Jan. 15 (Bloomberg) -- Encana Corp. is “not for sale” as interim Chief Executive Officer Clayton Woitas focuses on developing assets already owned by Canada’s largest natural gas producer and improving production performance.
Former Chief Executive Officer Randall Eresman retired last week, prompting a search for a permanent replacement with Woitas taking an interim role and sparking speculation about the company’s strategy. The Calgary-based gas producer has posted losses in six of the past 10 quarters as natural gas prices declined to a low of less than $3 per million British thermal units last year.
“The right CEO would see through the maze and see what the world will look like in two to four years,” Woitas said in an interview from Calgary. “Encana offers world-class assets. Whether the gas price recovers in one year or four years, those world-class assets will capture that improved natural gas price.”

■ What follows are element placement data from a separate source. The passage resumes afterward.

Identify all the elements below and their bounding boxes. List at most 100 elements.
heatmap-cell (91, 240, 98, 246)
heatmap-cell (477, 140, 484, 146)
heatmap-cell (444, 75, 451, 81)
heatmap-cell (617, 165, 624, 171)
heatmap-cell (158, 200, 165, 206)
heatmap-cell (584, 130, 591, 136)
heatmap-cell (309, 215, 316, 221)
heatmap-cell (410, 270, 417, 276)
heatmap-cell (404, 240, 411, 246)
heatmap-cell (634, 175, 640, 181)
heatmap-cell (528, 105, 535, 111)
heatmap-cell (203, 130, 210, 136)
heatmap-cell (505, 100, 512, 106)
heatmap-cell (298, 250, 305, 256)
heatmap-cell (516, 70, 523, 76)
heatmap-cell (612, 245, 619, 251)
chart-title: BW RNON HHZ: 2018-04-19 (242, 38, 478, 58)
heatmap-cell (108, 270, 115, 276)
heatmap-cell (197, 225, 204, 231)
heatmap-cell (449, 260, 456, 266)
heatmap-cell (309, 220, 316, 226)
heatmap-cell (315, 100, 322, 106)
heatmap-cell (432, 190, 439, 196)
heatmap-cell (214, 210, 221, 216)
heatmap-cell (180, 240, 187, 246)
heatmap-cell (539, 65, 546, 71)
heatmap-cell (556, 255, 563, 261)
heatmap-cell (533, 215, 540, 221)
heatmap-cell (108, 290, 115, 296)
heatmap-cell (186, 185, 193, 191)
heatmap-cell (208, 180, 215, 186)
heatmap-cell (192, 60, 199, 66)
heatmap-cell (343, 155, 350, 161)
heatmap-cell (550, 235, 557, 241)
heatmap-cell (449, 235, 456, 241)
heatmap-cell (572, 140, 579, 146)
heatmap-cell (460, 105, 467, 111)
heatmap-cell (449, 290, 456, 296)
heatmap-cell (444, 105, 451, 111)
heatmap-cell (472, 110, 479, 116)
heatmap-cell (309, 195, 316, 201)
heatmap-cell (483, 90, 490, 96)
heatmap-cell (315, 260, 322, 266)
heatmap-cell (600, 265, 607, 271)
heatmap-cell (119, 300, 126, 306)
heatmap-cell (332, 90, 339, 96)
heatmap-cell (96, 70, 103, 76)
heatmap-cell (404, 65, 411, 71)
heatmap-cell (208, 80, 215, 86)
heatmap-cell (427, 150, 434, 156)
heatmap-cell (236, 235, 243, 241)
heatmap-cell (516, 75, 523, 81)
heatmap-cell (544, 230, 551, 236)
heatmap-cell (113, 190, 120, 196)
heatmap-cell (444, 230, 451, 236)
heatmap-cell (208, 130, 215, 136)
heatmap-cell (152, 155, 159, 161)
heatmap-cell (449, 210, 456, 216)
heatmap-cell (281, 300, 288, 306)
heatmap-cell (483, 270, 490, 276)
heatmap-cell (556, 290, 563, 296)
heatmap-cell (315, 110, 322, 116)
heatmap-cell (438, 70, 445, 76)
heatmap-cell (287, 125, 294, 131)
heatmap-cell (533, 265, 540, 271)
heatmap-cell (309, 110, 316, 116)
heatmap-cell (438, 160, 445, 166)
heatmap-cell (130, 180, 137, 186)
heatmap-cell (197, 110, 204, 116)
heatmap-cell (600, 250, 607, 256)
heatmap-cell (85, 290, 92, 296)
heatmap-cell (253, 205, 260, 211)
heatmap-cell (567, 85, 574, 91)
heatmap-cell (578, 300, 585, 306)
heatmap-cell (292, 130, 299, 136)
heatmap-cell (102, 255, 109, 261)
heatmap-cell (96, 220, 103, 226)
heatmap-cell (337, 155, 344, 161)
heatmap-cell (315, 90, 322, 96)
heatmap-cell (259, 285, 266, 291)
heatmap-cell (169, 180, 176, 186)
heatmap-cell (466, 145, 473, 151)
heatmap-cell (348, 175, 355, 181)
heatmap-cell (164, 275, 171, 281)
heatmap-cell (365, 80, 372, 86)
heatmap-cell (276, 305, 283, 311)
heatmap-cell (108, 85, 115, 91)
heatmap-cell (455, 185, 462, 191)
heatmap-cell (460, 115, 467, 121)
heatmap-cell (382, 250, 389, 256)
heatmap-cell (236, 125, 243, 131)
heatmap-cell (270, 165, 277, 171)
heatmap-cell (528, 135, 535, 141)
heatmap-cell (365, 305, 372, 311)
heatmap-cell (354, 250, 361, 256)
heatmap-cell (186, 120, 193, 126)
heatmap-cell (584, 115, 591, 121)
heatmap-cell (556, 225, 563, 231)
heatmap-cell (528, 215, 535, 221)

Encana will continue to look at joint ventures to help it develop its assets in places such as British Columbia and Alberta, Woitas said without providing details. There are no plans for acquisitions and the company is diversifying into producing more fossil fuel liquids, including oil, he said.
The company plans to look both internally and externally for a new chief executive, Woitas said.
“The search for the new CEO will take a time frame of three to six months and my role will be getting involved in the budgeting role and ensuring the operational momentum in Encana,” Woitas said. “I don’t want people to get distracted.”
Encana fell 2.3 percent in Toronto yesterday to C$19.05, valuing the company at C$14 billion ($14.2 billion). The stock rose 4.1 percent last year after sliding 35 percent in 2011.